Bill C.: Pretty much. Despite the presence of Aldon Smith, Brian Coulter and Jacquies Smith, Malbrough began to see quite a bit of playing time at the end of the 2009 season, and he had to think he was a solid breakthrough candidate in 2010. But then Brad Madison took a giant step forward and passed him on the depth chart. And then Michael Sam came out of nowhere. Now, with one underclassman ahead of him and two others pressing him soon enough, Malbrough very much needs a great spring to earn a spot in the rotation.
Brayden Burnett (6’3, 255, So., Southlake, TX)
2010: 4.5 tackles
RPT: Aren’t all of our Southlake Carroll recruits supposed to be Heisman finalists? As such, I would like to file Braydon Burnett’s freshman season as "extremely disappointing." You’ve got three more chances, sir.
Bill C.: And seriously, Mr. Burnett, I was very disappointed in your passing accuracy and ability to read defenses. What kind of quarterback are you, anyway?
Okay, fine, two real sentences of analysis: Burnett seemed to present solid all-around ability last spring, but he was unable to keep up with the upside of guys like Madison and Sam. Like Malbrough, he needs a good spring because there is a younger guy who will be seriously threatening his spot on the totem pole.
Kony Ealy (6’5, 250, RSFr., New Madrid, MO)
RPT: No pressure, New Aldon.
Bill C.: You know the staff likes a redshirting freshman when they tell the TV announcers about him while said TV guys are preparing for an upcoming game during the season. I counted no fewer than three different times when an announcer went out of his way to say something to the effect of "Missouri’s ends are great … and just wait until you see this guy Kony Ealy next year!"
INCOMING: Shane Ray (6’4, 220, Fr., Shawnee Mission, KS, ***)

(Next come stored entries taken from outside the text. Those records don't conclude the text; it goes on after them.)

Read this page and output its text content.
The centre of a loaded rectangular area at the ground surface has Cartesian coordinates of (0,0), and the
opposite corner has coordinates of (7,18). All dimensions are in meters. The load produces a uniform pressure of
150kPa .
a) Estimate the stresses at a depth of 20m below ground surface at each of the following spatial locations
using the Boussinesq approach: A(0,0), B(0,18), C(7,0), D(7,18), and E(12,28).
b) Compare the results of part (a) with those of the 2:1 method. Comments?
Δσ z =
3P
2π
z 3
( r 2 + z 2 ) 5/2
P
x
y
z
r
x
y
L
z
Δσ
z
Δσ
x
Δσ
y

RPT: In a recruiting class that failed to excite the masses (and, if I’m being honest, the fact that my first thoughts on the class are "Pinkel has earned benefit of the doubt" says quite a bit), Shane Ray is THE player I’m most excited about in this class. He’s explosive off the line of scrimmage, he uses his hands extremely well for a young end, he’s got a frame to grow into, and he’s a vicious tackler. But perhaps best of all, he enters the program with zero immediate expectation. If you haven’t noticed a theme here, defensive end is projected as a bit of a luxury for Mizzou. Ray is free to develop at his own pace.
Bill C.: Ray is the son of former Mizzou defender Wendell Ray, and I very much enjoyed ’s "I was scared of that dude" anecdotes during recruiting interviews last week.
2011 vs 2010
When Aldon Smith went down with a foot injury in September, the defensive line’s overall play actually improved in his absence as players like Madison stepped up. Sure, he was only out for three games, but it was at least encouraging. It is dangerous to assume that a unit will be as good after losing a first-round talent like Agent Smith, but if the three primary returnees -- Jacquies Smith, Brad Madison and Michael Sam -- continue the explosive growth they showed this past season, then it is at least a possibility. And if Kony Ealy shows a good portion of the upside we’ve heard quite a bit about, or if a player like Marcus Malbrough or Brayden Burnett force the coaches to take notice and give them some playing time, then the depth of options here will be as strong as any in the new-look Big 12. Improvement from the defensive ends is not guaranteed, but neither is regression in Smith’s absence, which, in and of itself, is extremely encouraging.